The first set sees Mike revisit the Eye Of The Hurricane album. My expectation was for him to run through the songs and maybe talk about some of them in between. Instead, it’s a pre set format with narration in between the songs. While this is interesting, it is not particularly as revealing as it could have been as some links are vague and difficult to ascertain whether certain parts of the spoken moments are personal or just narrative to the theme. It may well be intended this was so as not to define songs that are part of individuals history and still open to their own interpretation. Musically it’s not just a run through of the album. Instead, the original tracks are re-organised and complemented by b-sides, and also some unrecorded songs from the same era. The re-workings are also surprising; ‘Rescue Me’ is a considerably slower, more sedate affair while elsewhere other songs are more lively. Newly aired songs like ‘The Ballad Of Randolph Turpin’ which tells the story of the short lived Middleweight champion, and ‘Irish Sea’ are interesting additions. If you want to hear them, you’ll have to but the Stream (Hurricane Of Change) CD that accompanies the tour. The re-imagined ‘Hallowed Ground’ is simply superb. What is also noticeable is how attentive and respectful the audience is. Unlike many acoustic tours by bands, there’s no chatter to spoil the moment which makes it all the more intimate.
After a brief interlude, the second set focuses on the Change album. A continuation of themes from Hurricane, it was more bleak lyrically but it is apparent that much of the content is just as relevant today as it was 30 years ago with political uncertainty, economic pressure and the effect upon the working man. The album contains several personal favourites which are a joy to hear live; ‘Black Sun’ is magnificent and the rawness of this version of ‘Devolution Working Man Blues’ is another highlight. Of course, aside from the subject matter these songs often conveyed hope, so it’s appropriate that the second set concludes with a new song in ‘A New Day’.
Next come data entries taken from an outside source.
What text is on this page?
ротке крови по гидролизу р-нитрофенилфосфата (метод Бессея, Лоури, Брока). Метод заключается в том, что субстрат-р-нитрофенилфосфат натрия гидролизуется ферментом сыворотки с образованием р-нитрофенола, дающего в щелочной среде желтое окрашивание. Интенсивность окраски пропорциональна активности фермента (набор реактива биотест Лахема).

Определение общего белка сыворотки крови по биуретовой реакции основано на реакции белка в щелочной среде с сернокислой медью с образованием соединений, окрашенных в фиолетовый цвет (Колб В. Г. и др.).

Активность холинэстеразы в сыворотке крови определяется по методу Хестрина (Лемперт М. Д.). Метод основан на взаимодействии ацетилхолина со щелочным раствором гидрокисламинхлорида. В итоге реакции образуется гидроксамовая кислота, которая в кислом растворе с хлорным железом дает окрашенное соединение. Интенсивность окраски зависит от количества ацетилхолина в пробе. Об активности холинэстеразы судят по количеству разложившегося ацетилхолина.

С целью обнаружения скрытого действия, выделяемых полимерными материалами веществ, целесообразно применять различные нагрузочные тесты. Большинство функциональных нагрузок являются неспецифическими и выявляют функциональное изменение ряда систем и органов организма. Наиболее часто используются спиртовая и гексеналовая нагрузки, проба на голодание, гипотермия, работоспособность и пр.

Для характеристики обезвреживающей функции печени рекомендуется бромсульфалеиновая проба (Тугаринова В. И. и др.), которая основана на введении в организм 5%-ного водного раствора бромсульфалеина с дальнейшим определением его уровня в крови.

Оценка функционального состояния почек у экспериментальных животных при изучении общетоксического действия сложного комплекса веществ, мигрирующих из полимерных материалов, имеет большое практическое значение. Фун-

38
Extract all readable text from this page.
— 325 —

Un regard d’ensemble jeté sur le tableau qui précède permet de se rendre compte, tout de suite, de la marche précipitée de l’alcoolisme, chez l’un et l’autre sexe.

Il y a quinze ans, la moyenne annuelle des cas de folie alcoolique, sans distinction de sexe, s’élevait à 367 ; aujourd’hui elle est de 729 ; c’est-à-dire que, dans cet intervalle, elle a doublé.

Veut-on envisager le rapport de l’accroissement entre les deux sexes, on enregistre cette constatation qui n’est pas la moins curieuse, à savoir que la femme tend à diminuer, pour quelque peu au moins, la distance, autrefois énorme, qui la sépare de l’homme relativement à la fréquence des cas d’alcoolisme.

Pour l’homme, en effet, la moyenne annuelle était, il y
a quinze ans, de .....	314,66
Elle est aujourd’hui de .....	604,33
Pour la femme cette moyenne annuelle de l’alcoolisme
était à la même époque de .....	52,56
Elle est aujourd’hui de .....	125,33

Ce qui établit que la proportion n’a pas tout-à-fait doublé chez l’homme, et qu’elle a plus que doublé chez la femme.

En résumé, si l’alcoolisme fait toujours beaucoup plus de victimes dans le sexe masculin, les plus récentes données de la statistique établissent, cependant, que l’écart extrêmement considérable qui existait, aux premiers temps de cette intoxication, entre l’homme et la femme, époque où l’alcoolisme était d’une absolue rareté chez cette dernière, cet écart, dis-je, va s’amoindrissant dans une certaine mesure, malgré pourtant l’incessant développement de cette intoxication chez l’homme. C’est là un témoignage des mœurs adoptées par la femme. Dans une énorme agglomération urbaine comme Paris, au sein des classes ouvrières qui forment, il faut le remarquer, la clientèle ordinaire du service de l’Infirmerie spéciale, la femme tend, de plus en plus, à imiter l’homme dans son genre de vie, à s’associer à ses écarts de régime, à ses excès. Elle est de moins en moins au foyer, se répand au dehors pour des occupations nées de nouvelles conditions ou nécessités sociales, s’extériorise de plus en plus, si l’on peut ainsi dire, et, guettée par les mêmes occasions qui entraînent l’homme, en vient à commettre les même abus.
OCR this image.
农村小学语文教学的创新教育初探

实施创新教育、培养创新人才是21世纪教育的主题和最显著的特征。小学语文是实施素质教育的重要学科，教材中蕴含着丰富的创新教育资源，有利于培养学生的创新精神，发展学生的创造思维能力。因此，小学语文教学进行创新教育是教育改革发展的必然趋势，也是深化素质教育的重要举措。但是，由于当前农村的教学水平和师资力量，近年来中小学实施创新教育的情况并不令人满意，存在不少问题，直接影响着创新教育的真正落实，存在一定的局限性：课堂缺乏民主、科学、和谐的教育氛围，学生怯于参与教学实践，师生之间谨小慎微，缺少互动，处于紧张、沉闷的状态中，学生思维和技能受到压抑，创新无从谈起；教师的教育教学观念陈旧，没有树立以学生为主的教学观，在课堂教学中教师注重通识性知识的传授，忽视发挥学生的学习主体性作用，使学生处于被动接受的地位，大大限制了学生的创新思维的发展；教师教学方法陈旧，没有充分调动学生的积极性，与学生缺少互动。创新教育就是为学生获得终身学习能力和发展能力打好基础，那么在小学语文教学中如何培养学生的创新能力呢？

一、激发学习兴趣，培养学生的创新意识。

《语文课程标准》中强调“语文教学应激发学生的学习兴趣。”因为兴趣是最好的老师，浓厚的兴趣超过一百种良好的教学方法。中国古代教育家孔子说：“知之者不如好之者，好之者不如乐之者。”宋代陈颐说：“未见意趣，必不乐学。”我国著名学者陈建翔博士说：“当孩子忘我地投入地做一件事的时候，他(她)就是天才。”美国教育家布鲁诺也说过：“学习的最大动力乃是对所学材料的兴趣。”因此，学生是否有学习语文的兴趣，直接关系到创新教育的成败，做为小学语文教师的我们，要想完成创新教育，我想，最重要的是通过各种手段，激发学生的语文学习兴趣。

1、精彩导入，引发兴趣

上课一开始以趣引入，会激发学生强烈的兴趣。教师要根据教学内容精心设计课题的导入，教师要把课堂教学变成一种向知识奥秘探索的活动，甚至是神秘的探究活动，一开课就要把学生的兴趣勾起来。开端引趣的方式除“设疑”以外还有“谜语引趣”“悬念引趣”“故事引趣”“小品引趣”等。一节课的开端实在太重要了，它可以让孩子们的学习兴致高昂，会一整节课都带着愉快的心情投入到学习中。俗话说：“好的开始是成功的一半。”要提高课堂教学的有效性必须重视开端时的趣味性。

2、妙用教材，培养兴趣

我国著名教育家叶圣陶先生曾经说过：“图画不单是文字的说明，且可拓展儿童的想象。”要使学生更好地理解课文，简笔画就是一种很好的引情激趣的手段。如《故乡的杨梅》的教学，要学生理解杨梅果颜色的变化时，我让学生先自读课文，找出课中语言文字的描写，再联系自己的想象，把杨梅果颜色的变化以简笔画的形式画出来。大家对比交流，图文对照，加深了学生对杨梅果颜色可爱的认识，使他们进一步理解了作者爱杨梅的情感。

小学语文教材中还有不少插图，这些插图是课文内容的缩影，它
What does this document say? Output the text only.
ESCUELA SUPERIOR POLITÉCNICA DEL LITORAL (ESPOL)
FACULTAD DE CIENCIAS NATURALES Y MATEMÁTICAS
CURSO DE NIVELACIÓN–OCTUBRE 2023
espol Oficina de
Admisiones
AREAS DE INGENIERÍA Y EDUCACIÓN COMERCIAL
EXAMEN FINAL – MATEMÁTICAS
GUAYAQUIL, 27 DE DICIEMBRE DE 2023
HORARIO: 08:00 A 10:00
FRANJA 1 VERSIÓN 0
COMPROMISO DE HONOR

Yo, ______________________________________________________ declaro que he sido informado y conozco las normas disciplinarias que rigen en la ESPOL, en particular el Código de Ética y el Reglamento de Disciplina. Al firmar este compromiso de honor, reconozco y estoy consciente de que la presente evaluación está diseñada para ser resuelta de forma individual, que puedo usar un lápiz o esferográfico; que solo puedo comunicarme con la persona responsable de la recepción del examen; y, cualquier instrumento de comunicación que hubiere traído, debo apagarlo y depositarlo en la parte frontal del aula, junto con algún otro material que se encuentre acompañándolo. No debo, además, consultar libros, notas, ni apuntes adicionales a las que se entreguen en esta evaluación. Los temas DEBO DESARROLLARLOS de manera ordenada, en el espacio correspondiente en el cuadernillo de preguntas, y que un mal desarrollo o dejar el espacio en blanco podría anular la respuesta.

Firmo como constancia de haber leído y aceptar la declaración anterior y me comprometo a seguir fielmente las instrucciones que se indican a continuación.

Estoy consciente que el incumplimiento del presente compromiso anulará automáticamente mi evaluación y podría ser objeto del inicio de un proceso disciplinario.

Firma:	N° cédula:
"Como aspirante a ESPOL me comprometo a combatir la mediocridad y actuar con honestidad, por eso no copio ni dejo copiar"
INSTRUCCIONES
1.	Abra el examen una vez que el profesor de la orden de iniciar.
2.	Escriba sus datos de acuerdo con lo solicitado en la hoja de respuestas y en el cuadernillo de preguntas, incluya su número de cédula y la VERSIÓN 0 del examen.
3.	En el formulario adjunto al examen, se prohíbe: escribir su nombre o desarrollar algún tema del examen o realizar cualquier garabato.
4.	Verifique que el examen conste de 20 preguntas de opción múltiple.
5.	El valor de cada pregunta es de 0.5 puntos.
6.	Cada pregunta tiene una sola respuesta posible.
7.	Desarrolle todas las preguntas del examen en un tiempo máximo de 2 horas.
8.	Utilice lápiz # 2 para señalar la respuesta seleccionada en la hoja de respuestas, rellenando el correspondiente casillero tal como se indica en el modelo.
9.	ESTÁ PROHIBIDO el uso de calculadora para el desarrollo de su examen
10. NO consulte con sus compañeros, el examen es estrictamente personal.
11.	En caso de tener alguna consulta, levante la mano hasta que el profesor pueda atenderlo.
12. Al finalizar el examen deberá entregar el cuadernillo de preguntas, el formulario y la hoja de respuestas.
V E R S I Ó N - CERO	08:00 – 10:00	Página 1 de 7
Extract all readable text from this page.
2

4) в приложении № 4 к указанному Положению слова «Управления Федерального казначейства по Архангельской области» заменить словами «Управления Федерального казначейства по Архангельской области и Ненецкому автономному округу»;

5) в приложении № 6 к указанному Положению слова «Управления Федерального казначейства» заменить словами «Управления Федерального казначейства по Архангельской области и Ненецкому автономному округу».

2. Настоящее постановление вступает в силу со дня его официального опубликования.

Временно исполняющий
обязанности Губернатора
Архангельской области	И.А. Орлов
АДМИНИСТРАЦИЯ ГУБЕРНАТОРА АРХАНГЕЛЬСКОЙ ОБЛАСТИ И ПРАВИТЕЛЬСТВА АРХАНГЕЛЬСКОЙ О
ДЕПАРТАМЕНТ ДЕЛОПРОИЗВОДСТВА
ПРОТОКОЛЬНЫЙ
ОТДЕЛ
After the second set concludes, Mike returns to the stage to run through some of the standards from Electric Folklore such as ‘Strength’ and ‘Blaze Of Glory’ before opening up to requests from the crowd. He takes several requests and then works them into the encore; a stunning ‘The Day The Ravens Left The Tower’, ‘Howling Wind’ and Big Country’s ‘In A Big Country’ are all honoured before closing on a rousing ’68 Guns’.
With 45 odd songs and almost two and a half hours of entertainment, and then finding the time to talk to anybody that wanted a chat after the show until everybody had left the building, Mike Peters has given fans in Bromsgrove a superb evening and exceptional value for money.
The Alarm have announced a handful of dates in March, including a date at Birmingham’s O2 Institute.